The coordinated plan consisted of three steps: 1) a decision was made to perform a single blood draw at the PC referral centre in all patients with known positive HCV serology, who had not been previously assessed/treated, and in those with positive serology not known previously, in order to test viraemia in the same sample and, in the event of a positive result, extend the study with genotyping and determination of viral load. The microbiology department reported cases with active infection by email to hepatologists. 2) Cases with active infection were given an appointment for clinical assessment by Hepatology, an appointment for an abdominal ultrasound/Fibroscan and a prescription for antiviral treatment on the same day. Clinical/laboratory monitoring was scheduled at 12 weeks of follow-up, once treatment was finished. 3) The full treatment regimen would be collected from the hospital pharmacy on the same day as the assessment by Hepatology and taken to the CAID, where the taking of medication would be monitored in-person to ensure proper adherence. In addition, the CAID physicians were responsible for follow-up of patients' side effects and drug interactions (Fig. 1).
Once the coordinated referral pathway was approved, the second part of the study was conducted. This consisted of a prospective study of patients enrolled in the new pathway from October 2018 to the present.

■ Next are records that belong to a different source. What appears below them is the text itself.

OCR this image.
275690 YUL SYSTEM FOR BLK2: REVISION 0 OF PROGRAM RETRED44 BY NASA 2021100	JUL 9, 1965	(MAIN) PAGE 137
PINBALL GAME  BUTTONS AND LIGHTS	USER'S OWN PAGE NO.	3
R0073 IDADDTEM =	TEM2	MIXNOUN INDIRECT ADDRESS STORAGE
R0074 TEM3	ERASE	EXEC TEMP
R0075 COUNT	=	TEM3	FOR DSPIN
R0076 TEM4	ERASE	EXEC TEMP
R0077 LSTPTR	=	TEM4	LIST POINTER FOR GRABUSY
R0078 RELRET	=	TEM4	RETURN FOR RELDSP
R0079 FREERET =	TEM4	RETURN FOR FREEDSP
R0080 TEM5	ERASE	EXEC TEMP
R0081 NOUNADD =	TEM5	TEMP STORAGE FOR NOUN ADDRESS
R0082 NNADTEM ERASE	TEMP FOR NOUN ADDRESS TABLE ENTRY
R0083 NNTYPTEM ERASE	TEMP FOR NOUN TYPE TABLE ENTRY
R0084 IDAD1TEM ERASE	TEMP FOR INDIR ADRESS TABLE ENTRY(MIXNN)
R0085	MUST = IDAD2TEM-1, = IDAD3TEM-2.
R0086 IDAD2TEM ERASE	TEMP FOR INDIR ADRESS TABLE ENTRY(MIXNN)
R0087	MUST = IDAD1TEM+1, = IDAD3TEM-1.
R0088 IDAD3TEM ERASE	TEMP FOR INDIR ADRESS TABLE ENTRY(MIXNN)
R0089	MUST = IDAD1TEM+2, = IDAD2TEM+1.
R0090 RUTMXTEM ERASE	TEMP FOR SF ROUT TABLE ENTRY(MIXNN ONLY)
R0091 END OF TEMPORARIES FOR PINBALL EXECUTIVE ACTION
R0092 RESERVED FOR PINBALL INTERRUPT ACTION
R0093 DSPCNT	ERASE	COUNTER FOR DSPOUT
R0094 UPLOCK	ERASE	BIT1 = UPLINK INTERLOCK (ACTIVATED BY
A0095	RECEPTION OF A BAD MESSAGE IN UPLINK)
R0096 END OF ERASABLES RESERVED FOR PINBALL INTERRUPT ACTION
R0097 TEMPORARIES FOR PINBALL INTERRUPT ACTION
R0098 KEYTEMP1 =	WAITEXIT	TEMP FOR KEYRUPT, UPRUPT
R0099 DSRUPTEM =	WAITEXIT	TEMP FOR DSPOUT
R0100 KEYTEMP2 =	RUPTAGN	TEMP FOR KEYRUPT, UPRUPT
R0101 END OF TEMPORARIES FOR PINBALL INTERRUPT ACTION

The study was approved by the Independent Ethics Committee (IEC) of the Hospital Universitario Fundación Alcorcón [Alcorcón Foundation University Hospital]. The patients enrolled in the new referral pathway were informed about the study and signed an informed consent form. For the patients on the classic pathway, assessed retrospectively, the IEC granted an exemption to obtaining informed consent as they represented real clinical practice.
To assess the impact of the coordinated care plan on the referral of patients to SC, the effectiveness of the new coordinated referral pathway was compared to that of the traditional referral plan.
To evaluate the clinical characteristics of HCV patients from the CAID, anthropometric, demographic, risk-behaviour and comorbidity variables were collected. These parameters are normally collected in real clinical practice. The following laboratory variables were gathered: hepatitis B virus (HBV) serology, human immunodeficiency virus (HIV) serology, HCV genotyping and viral load determination, stage of fibrosis, and type and duration of treatment with DAAs.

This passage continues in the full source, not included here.